Much like a Series, if you do not specify the index it will be autogenerated in range format.

In [4]:
# Default expected Dictionary layout is column name, to ordered values
test_user_data = {
    'first_name': ['Craig', 'Treasure'],
    'last_name': ['Dennis', 'Porth'],
    'balance': [42.42, 25.00]
}

pd.DataFrame(test_user_data)
Out[4]:
first_name last_name balance
0 Craig Dennis 42.42
1 Treasure Porth 25.00

And remember that you can specify the index by supplying the index keyword argument.

In [5]:
pd.DataFrame(test_user_data, index=['craigsdennis', 'treasure'])
Out[5]:
first_name last_name balance
craigsdennis Craig Dennis 42.42
treasure Treasure Porth 25.00

DataFrame.from_dict adds more options

The orient keyword

The orient keyword allows you to specify whether the keys of your dictionary are part of the labels (index) or the column titles (columns).

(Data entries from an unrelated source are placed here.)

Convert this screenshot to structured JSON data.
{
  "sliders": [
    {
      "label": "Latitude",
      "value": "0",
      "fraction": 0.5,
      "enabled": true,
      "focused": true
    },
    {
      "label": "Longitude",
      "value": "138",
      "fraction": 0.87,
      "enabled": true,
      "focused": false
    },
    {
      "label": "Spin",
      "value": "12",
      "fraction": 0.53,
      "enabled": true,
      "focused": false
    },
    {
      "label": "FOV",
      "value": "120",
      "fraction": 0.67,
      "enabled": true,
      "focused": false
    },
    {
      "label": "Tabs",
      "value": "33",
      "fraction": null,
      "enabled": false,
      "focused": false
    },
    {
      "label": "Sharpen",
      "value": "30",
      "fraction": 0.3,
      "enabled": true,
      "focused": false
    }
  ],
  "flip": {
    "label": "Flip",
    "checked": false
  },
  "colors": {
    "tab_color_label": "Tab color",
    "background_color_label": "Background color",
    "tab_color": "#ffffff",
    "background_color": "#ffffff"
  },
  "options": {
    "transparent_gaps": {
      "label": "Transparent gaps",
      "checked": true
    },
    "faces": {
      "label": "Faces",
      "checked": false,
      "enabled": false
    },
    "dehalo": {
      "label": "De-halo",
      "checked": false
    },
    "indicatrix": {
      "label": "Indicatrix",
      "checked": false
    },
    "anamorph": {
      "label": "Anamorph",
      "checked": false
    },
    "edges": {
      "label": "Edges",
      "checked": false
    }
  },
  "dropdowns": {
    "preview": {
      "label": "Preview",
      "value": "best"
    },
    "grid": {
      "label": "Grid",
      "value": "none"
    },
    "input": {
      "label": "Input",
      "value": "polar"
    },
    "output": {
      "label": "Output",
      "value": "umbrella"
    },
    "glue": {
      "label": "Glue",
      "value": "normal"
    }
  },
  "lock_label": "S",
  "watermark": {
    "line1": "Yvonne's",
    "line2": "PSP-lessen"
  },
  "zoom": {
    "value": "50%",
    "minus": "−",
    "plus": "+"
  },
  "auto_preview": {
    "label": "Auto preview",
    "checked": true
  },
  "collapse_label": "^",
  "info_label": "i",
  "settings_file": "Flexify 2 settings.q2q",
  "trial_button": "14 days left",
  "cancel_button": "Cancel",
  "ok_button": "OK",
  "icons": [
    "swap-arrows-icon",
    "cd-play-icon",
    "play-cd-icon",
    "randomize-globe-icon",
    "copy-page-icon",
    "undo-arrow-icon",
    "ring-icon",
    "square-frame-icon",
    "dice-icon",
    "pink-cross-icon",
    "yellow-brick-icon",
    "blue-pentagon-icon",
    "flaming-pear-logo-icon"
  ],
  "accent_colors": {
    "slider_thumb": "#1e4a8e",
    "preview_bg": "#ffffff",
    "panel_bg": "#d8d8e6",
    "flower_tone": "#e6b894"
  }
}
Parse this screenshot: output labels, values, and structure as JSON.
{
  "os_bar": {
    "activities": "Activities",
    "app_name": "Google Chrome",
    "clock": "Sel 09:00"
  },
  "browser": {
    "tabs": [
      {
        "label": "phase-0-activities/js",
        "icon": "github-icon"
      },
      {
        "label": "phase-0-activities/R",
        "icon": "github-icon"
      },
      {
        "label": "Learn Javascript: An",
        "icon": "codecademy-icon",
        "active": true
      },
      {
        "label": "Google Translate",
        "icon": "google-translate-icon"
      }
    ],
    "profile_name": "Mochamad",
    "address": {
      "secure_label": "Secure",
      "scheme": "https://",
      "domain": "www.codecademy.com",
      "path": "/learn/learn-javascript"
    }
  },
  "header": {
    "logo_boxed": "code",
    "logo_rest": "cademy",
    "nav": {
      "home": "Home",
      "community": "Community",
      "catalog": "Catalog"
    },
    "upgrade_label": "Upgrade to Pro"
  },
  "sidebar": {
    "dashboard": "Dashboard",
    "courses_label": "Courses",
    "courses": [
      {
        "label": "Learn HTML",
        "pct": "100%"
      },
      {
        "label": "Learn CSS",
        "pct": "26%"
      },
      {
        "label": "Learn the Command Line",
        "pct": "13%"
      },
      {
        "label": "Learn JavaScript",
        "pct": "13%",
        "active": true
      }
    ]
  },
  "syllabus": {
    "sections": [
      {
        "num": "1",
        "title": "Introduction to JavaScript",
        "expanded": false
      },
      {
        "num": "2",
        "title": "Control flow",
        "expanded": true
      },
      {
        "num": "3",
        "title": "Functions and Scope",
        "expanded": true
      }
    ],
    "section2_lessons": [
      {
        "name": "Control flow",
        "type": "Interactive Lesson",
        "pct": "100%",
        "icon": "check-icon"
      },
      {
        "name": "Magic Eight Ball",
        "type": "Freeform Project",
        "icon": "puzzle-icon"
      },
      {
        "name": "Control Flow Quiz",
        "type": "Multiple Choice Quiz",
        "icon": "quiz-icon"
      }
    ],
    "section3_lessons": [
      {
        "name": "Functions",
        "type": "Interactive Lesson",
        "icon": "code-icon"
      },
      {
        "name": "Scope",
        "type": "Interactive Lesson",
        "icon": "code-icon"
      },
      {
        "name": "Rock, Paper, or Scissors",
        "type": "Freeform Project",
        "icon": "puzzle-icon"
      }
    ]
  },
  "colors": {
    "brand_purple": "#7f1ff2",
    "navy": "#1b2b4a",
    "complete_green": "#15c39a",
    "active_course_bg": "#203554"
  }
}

Note how the nested dictionaries have been used to define the columns. You could also pass a list to the columns

In [6]:
by_username = {
    'craigsdennis': {
        'first_name': 'Craig',
        'last_name': 'Dennis',
        'balance': 42.42
    },
    'treasure': {
        'first_name': 'Treasure',
        'last_name': 'Porth',
        'balance': 25.00
    }
}

pd.DataFrame.from_dict(by_username, orient='index')
Out[6]:
first_name last_name balance
craigsdennis Craig Dennis 42.42
treasure Treasure Porth 25.00